By comparing Clustal aligment, mutational heatmap and experimental values I selected the following residues to generate mutants

• Residues 23 - 29 based on conserved and mutational sites
• Variable residues 44, 47, 49 based on experimental studies

To determine the type of mutation, experimental results found in the cvs document were use to determine the types of subtitutions that doesn’t affect the activity of the protein lysis. Mutated sequence is shown below:

Stage 2: Interaction Analysis using Boltz

Boltz interactions were produced between the native and mutated lysis proteins and DnaJ proteins as a target. Streptococcus pneumonia DnaJ pdb was used based on similarity search in the PDB database (ID: 6JZB)
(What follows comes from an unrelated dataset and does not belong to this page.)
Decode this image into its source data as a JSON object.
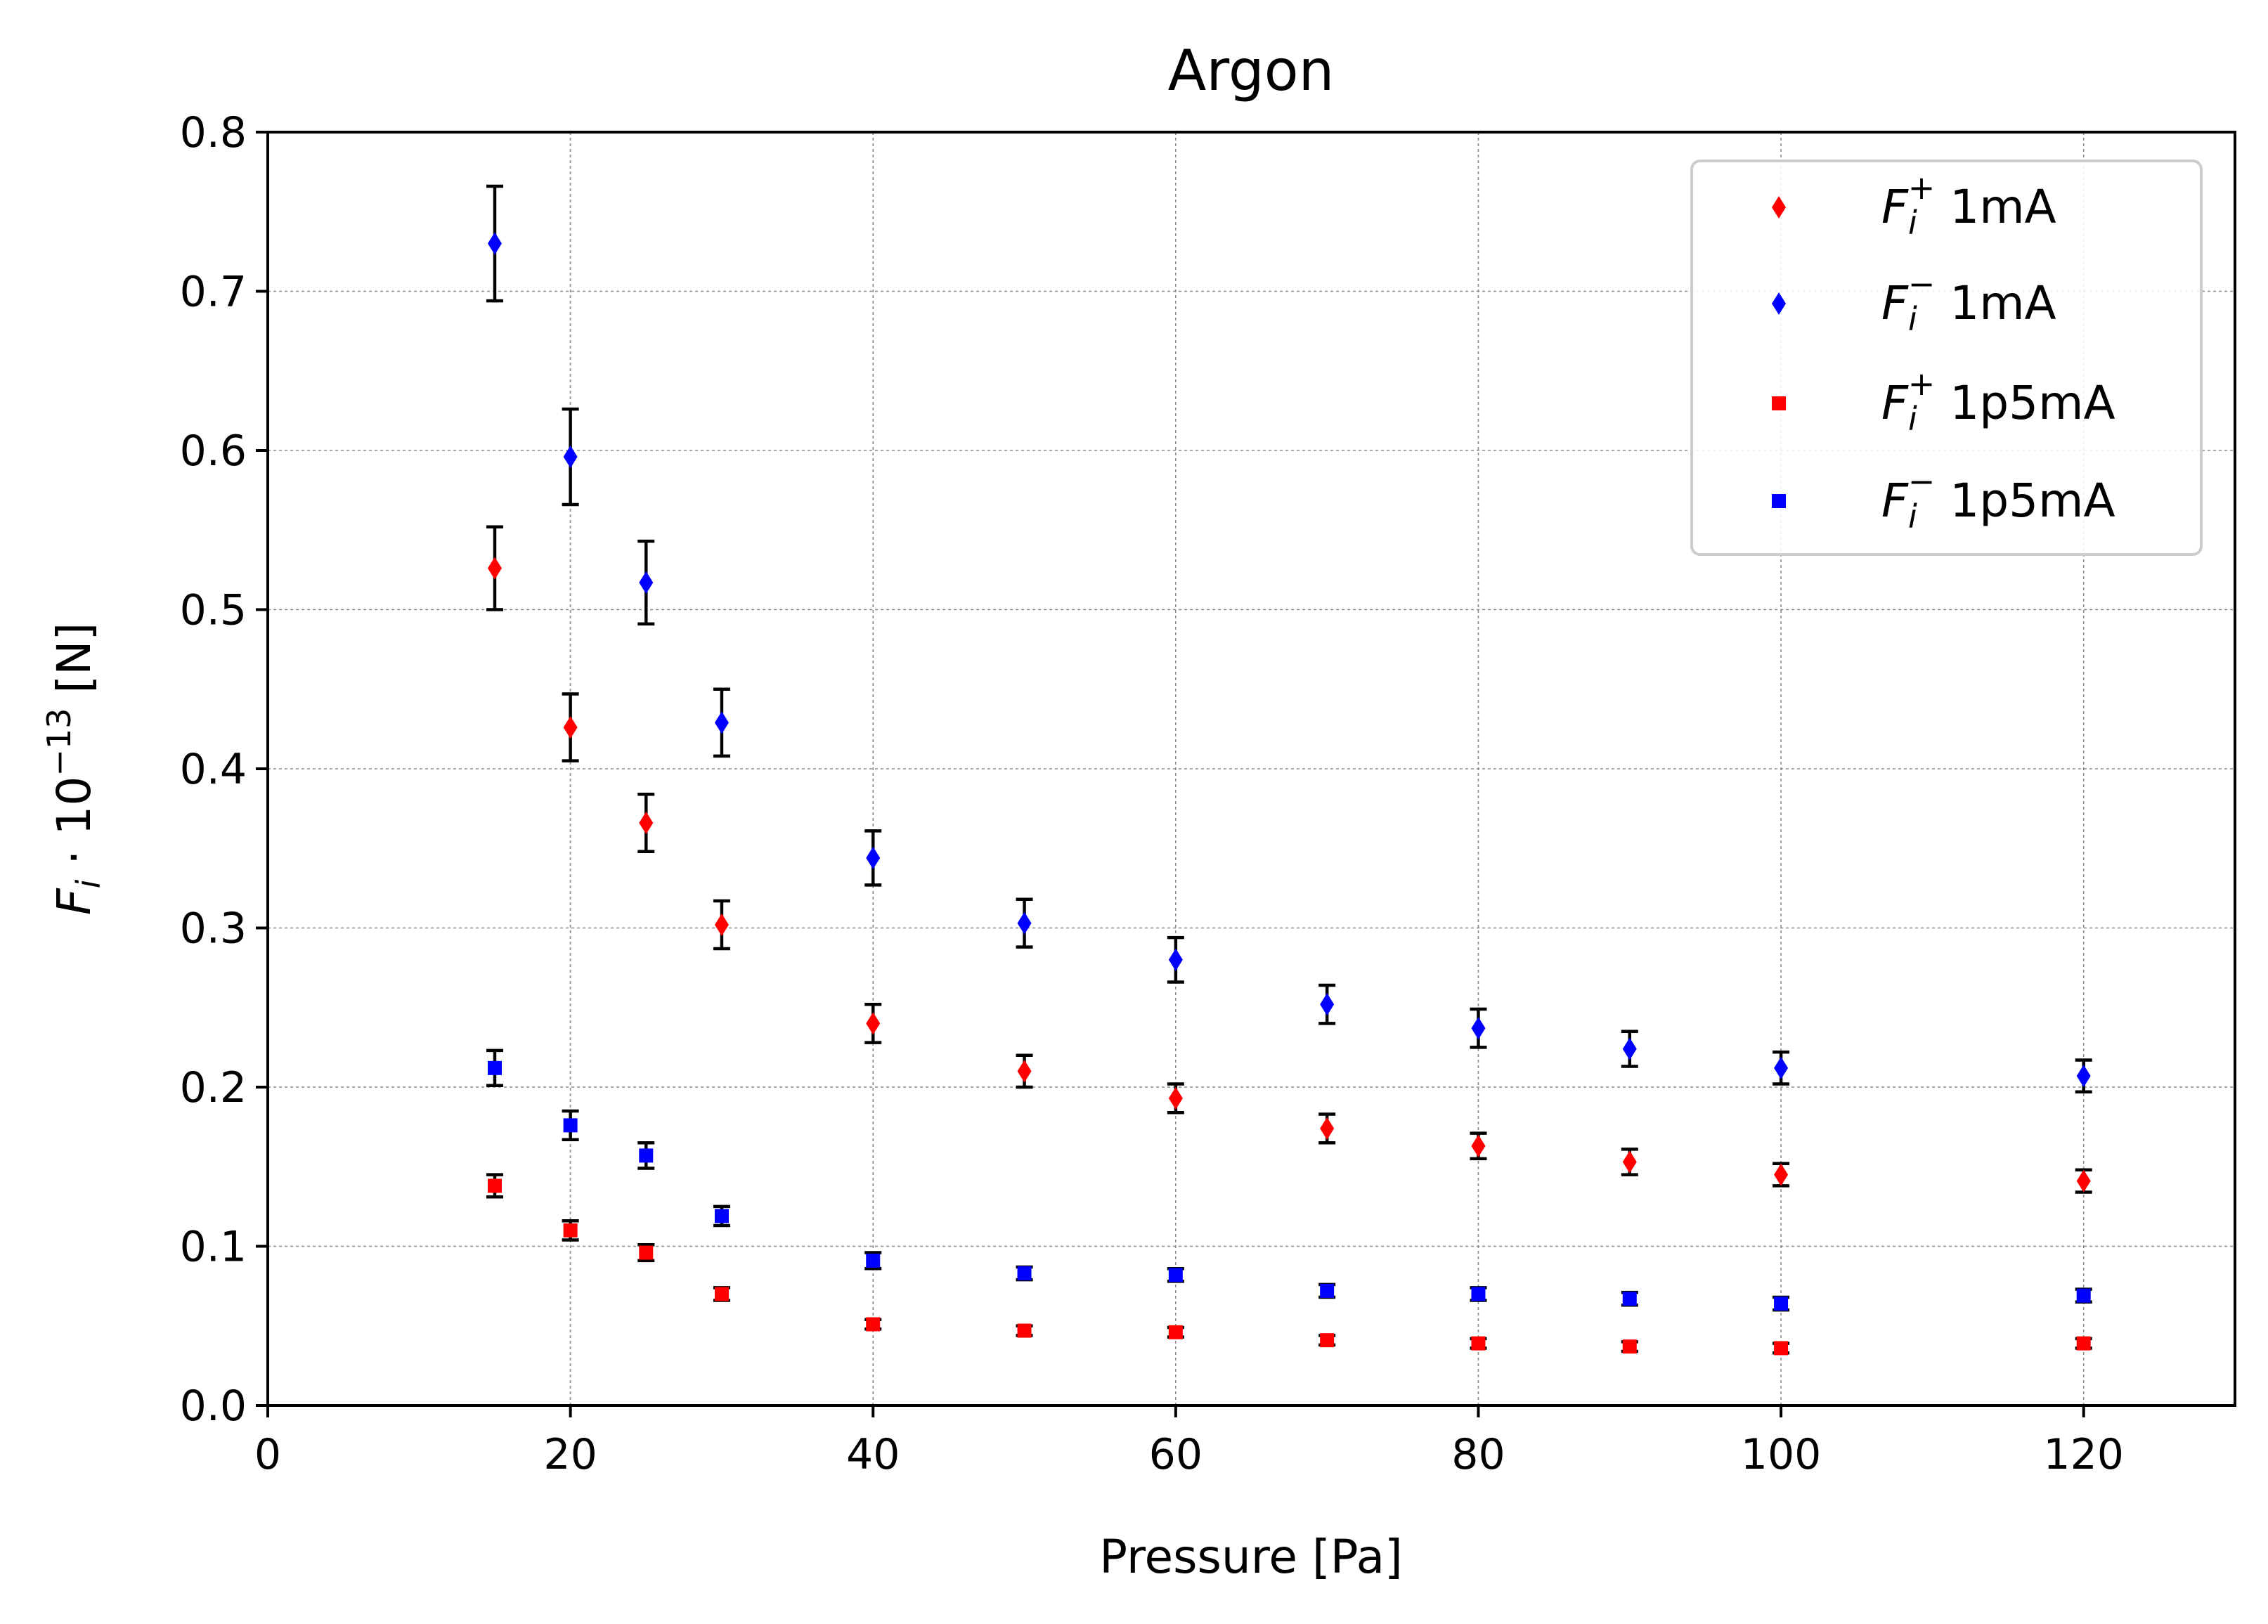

Figure 4 shows the interaction of the mutated protein (green) and native protein (red). Mutated lysis protein showed a loop around the DnaJ protein, but this wasn’t observed in the native protein, however binding confidence values in both structures were low indicating that these results aren’t conclusive.

Modification of residue 49 seems to be related with the change of the folding, to corroborate this the mutation of the residue 49 was reverted (Figure 5) showing that the protein have lost the loop that generates it folding around the DnaJ protein, suggesting that residue 49 may have an important structural role in the protein, however further studies are required.